Tuesday, November 10, 2015

Merry Christmas from the Inexplicable BudK Catalog

I have no @#$%ing idea

So, this showed up in the mail.  That's right, it's a Christmas Knife!  These people aren't making the same mistake as those heathens at Starbucks!  And, with their product, you could kill a man.

I have no idea who this company is, but they had my name and mailing address.

Oh, yeah.  That's a lousy picture.  Here you go.  From their website:


Pretty exciting!  And something that you will totally not throw in a sock drawer and forget about.  

But, like the page says:  You may also like...



So, kind of weird, but, whatever...  But it's a whole catalog.  A whole catalog full of stuff apparently meant to appeal to the miliartistic-minded white suprematicist/ doomsday prepper/ possible serial killer in your life!



The catalog was full of "WWII German" replica weaponry and whatnot.  So.  Fun.  Probably wouldn't feel exactly as weird if there weren't also plenty of Confederate flag stuff, too.  Oh, yeah.  I'm from Texas, and I will always state the Confederate flag is totally a symbol of a failed rogue nation that was into the State's Right to say it was great to own slaves and be super racist.  So, you know, stop waving that stupid flag, you morons.

Now, there's also lots of replica swords and helmets and whatnot from Lord of the Rings and videogames and movies and shows I didn't recognize, but, yeah.  Lots of Nazi stuff.  From that popular Nazi thing the kids all like.  You know, White Supremacy?

Let's just say I am not looking forward to which other lists I may now be on if this is just the start of my "hey, Nazi stuff!" catalog receiving future.



Mostly, though, the catalog is meant to sell incredibly inexpensive instruments of death and mayhem.  Many, many bladed instruments perfect for creating a rich fantasy life wherein one protects oneself and, no doubt, that one girl from your Algebra II class from faceless attackers.  And she falls in love with your and your bravery.

And, if you look closely there in the bottom left corner, a magic set!  If you're also feeling whimsical.

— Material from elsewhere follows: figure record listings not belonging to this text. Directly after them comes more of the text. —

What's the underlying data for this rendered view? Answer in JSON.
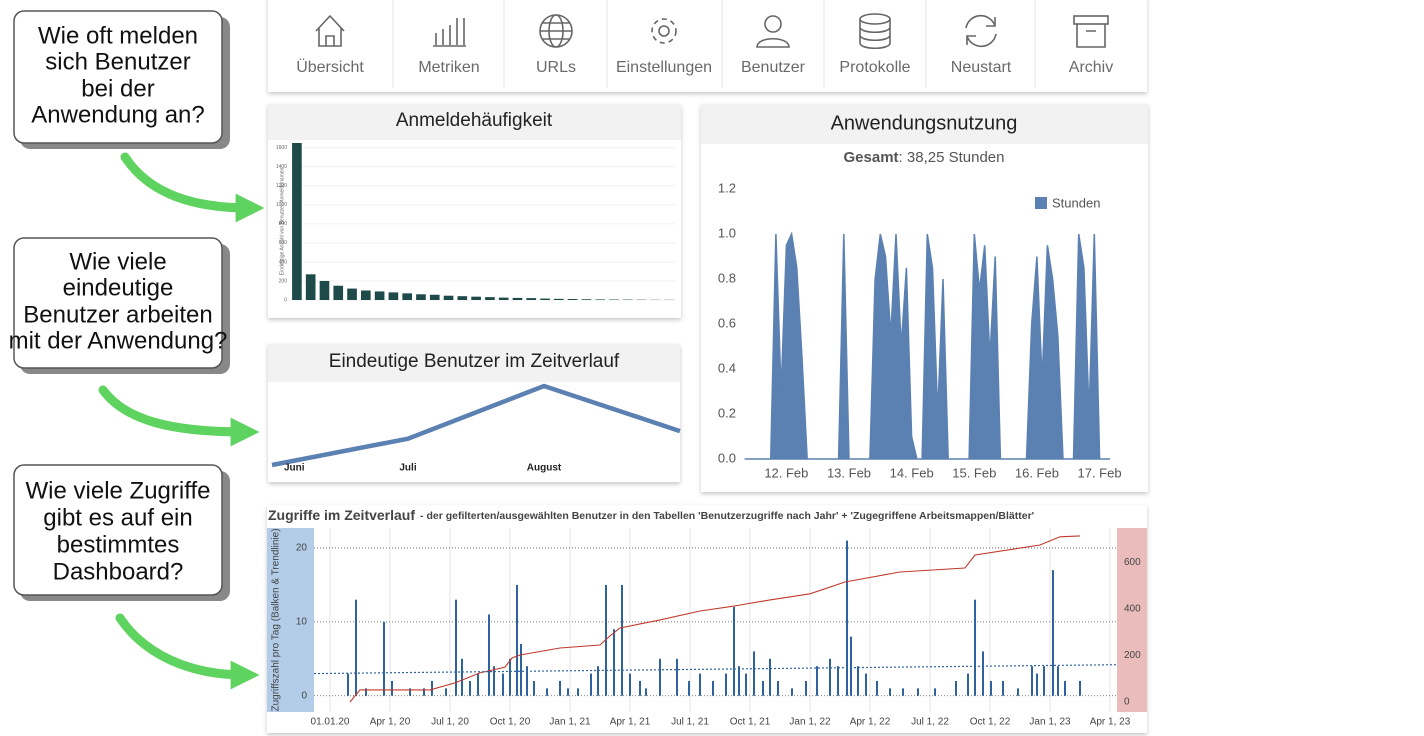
{
  "nav": {
    "items": [
      "Übersicht",
      "Metriken",
      "URLs",
      "Einstellungen",
      "Benutzer",
      "Protokolle",
      "Neustart",
      "Archiv"
    ]
  },
  "callouts": [
    {
      "lines": [
        "Wie oft melden",
        "sich Benutzer",
        "bei der",
        "Anwendung an?"
      ]
    },
    {
      "lines": [
        "Wie viele",
        "eindeutige",
        "Benutzer arbeiten",
        "mit der Anwendung?"
      ]
    },
    {
      "lines": [
        "Wie viele Zugriffe",
        "gibt es auf ein",
        "bestimmtes",
        "Dashboard?"
      ]
    }
  ],
  "chart_data": [
    {
      "type": "bar",
      "title": "Anmeldehäufigkeit",
      "y_label": "Eindeutige Anzahl von Benutzer-Anmeldenamen",
      "color": "#1f4a4a",
      "categories": [
        null,
        null,
        null,
        null,
        null,
        null,
        null,
        null,
        null,
        null,
        null,
        null,
        null,
        null,
        null,
        null,
        null,
        null,
        null,
        null,
        null,
        null,
        null,
        null,
        null,
        null,
        null,
        null
      ],
      "values": [
        1650,
        270,
        200,
        150,
        120,
        100,
        90,
        80,
        70,
        60,
        55,
        45,
        40,
        35,
        30,
        25,
        22,
        20,
        15,
        12,
        10,
        8,
        6,
        5,
        4,
        3,
        2,
        2
      ],
      "ylim": [
        0,
        1650
      ],
      "yticks": [
        0,
        200,
        400,
        600,
        800,
        1000,
        1200,
        1400,
        1600
      ]
    },
    {
      "type": "line",
      "title": "Eindeutige Benutzer im Zeitverlauf",
      "color": "#5b80b2",
      "categories": [
        "Juni",
        "Juli",
        "August",
        null
      ],
      "values": [
        100,
        135,
        205,
        145
      ]
    },
    {
      "type": "area",
      "title": "Anwendungsnutzung",
      "subtitle_label": "Gesamt",
      "subtitle_text": ": 38,25 Stunden",
      "x": [
        -16,
        -14,
        -12,
        -10,
        -8,
        -6,
        -4,
        -2,
        0,
        2,
        4,
        6,
        8,
        10,
        12,
        14,
        16,
        18,
        20,
        22,
        24,
        26,
        28,
        30,
        32,
        34,
        36,
        38,
        40,
        42,
        44,
        46,
        48,
        50,
        52,
        54,
        56,
        58,
        60,
        62,
        64,
        66,
        68,
        70,
        72,
        74,
        76,
        78,
        80,
        82,
        84,
        86,
        88,
        90,
        92,
        94,
        96,
        98,
        100,
        102,
        104,
        106,
        108,
        110,
        112,
        114,
        116,
        118,
        120,
        122,
        124
      ],
      "series": [
        {
          "name": "Stunden",
          "color": "#5b80b2",
          "values": [
            0,
            0,
            0,
            0,
            0,
            0,
            1.0,
            0.3,
            0.95,
            1.0,
            0.85,
            0.45,
            0,
            0,
            0,
            0,
            0,
            0,
            0,
            1.0,
            0,
            0,
            0,
            0,
            0,
            0.8,
            1.0,
            0.9,
            0.55,
            1.0,
            0.5,
            0.85,
            0.1,
            0,
            0,
            1.0,
            0.85,
            0.2,
            0.8,
            0,
            0,
            0,
            0,
            0,
            1.0,
            0.75,
            0.95,
            0.45,
            0.9,
            0,
            0,
            0,
            0,
            0,
            0,
            0.6,
            0.9,
            0.35,
            0.95,
            0.8,
            0.55,
            0,
            0,
            0,
            1.0,
            0.85,
            0.2,
            1.0,
            0,
            0,
            0
          ]
        }
      ],
      "xlim": [
        -17,
        124
      ],
      "xticks": [
        {
          "value": 0,
          "label": "12. Feb"
        },
        {
          "value": 24,
          "label": "13. Feb"
        },
        {
          "value": 48,
          "label": "14. Feb"
        },
        {
          "value": 72,
          "label": "15. Feb"
        },
        {
          "value": 96,
          "label": "16. Feb"
        },
        {
          "value": 120,
          "label": "17. Feb"
        }
      ],
      "ylim": [
        0,
        1.2
      ],
      "yticks": [
        {
          "value": 0,
          "label": "0.0"
        },
        0.2,
        0.4,
        0.6,
        0.8,
        {
          "value": 1,
          "label": "1.0"
        },
        1.2
      ],
      "legend": "top-right"
    },
    {
      "type": "bar",
      "title": "Zugriffe im Zeitverlauf",
      "subtitle": "- der gefilterten/ausgewählten Benutzer in den Tabellen 'Benutzerzugriffe nach Jahr' + 'Zugegriffene Arbeitsmappen/Blätter'",
      "y_label": "Zugriffszahl pro Tag (Balken & Trendlinie)",
      "grid": true,
      "series": [
        {
          "color": "#2f63a0",
          "x": [
            0.9,
            1.3,
            1.8,
            2.7,
            3.1,
            4.0,
            4.7,
            5.1,
            5.8,
            6.3,
            6.6,
            7.0,
            7.4,
            7.95,
            8.2,
            8.65,
            9.0,
            9.35,
            9.55,
            9.85,
            10.2,
            10.85,
            11.5,
            11.9,
            12.4,
            13.05,
            13.4,
            13.8,
            14.2,
            14.6,
            15.0,
            15.5,
            15.8,
            16.5,
            17.35,
            17.95,
            18.5,
            19.15,
            19.8,
            20.2,
            20.45,
            20.8,
            21.2,
            21.65,
            22.0,
            22.4,
            23.1,
            23.8,
            24.35,
            25.0,
            25.4,
            25.85,
            26.05,
            26.4,
            26.8,
            27.35,
            28.0,
            28.65,
            29.4,
            30.25,
            31.3,
            31.9,
            32.25,
            32.65,
            33.05,
            33.65,
            34.4,
            35.1,
            35.35,
            35.7,
            36.15,
            36.4,
            36.75,
            37.5
          ],
          "values": [
            3,
            13,
            1,
            10,
            2,
            1,
            1,
            2,
            1,
            13,
            5,
            2,
            3,
            11,
            4,
            3,
            5,
            15,
            7,
            4,
            2,
            1,
            2,
            1,
            1,
            3,
            4,
            15,
            9,
            15,
            3,
            2,
            1,
            5,
            5,
            2,
            3,
            2,
            3,
            12,
            4,
            3,
            6,
            2,
            5,
            2,
            1,
            2,
            4,
            5,
            4,
            21,
            8,
            4,
            3,
            2,
            1,
            1,
            1,
            1,
            2,
            3,
            13,
            6,
            2,
            2,
            1,
            4,
            3,
            4,
            17,
            4,
            2,
            2
          ]
        },
        {
          "type": "line",
          "axis": "y2",
          "color": "#c0392b",
          "x": [
            1.0,
            1.5,
            5.0,
            6.25,
            7.5,
            8.75,
            9.1,
            9.5,
            11.5,
            13.5,
            14.0,
            14.5,
            16.5,
            18.5,
            20.25,
            20.5,
            22.0,
            24.0,
            25.75,
            28.5,
            31.75,
            32.25,
            35.5,
            36.5,
            37.5
          ],
          "values": [
            0,
            52,
            52,
            82,
            125,
            150,
            189,
            202,
            232,
            245,
            284,
            318,
            353,
            391,
            413,
            417,
            439,
            465,
            516,
            559,
            576,
            632,
            675,
            710,
            714
          ]
        },
        {
          "type": "line",
          "dash": "dotted",
          "color": "#2f63a0",
          "x": [
            -0.8,
            39.35
          ],
          "values": [
            3.0,
            4.2
          ]
        }
      ],
      "xlim": [
        -0.8,
        39.35
      ],
      "xticks": [
        {
          "value": 0,
          "label": "01.01.20"
        },
        {
          "value": 3,
          "label": "Apr 1, 20"
        },
        {
          "value": 6,
          "label": "Jul 1, 20"
        },
        {
          "value": 9,
          "label": "Oct 1, 20"
        },
        {
          "value": 12,
          "label": "Jan 1, 21"
        },
        {
          "value": 15,
          "label": "Apr 1, 21"
        },
        {
          "value": 18,
          "label": "Jul 1, 21"
        },
        {
          "value": 21,
          "label": "Oct 1, 21"
        },
        {
          "value": 24,
          "label": "Jan 1, 22"
        },
        {
          "value": 27,
          "label": "Apr 1, 22"
        },
        {
          "value": 30,
          "label": "Jul 1, 22"
        },
        {
          "value": 33,
          "label": "Oct 1, 22"
        },
        {
          "value": 36,
          "label": "Jan 1, 23"
        },
        {
          "value": 39,
          "label": "Apr 1, 23"
        }
      ],
      "ylim": [
        -2.2,
        22.7
      ],
      "yticks": [
        0,
        10,
        20
      ],
      "y2lim": [
        -43,
        748
      ],
      "y2ticks": [
        0,
        200,
        400,
        600
      ]
    }
  ]
}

There's a lot of sort of "ad from a comic book" type survivalist items in there, lots of things with skulls, and the somehow ominpresent Wolverine-claws that should be just taken away from anyone who thinks they need those in their home.  But, really, who doesn't need a $20 cobra headed sword cane?

Like I said, the prices on these items make no damn sense unless someone is building up a rogue redneck army who will fight hand-to-hand while LARPing White Wolf games.


If you order any item off this page, you're automagically placed on an FBI watch list.  Because if you're wearing your skull mask while listening in on your neighbors while packing your scary knife and your 1-Million-Volt Stun Cane, and you ever thought you needed a scrotum-shaped key ring... or you plan to start wearing real human testicles in any fashion, the authorities might as well learn about you before you can do any real harm.

There are also illegal weapons sold in the catalog.  Brass knuckles sold as a "paper weight" and lots of switch blades sold as "folding knives".

Now, my only theory as to why I got this catalog is a bit convoluted, but here goes.

An insert for buying some sort of coin from someone else fell out of the catalog, and there were a few "medallions" sold inside.  I bought a Superman coin from the Royal Canadian Mint a while back.  I kind of wonder if there's not some Venn Diagram of folks who are buying coins and gold and silver and there's some sort of place where the survivalist "I don't want Obama knowing what I'm buying" meets with the need to have survivalist gear and your own pole-arm.

It certainly doesn't make any sense.  The scariest knife I own I use to cut up apples, I have no particular desire to celebrate my Anglo heritage, and I try to refrain from using more than 9 volts at a time to shock people.

Still, the link is above.  Get yourself a sword or something.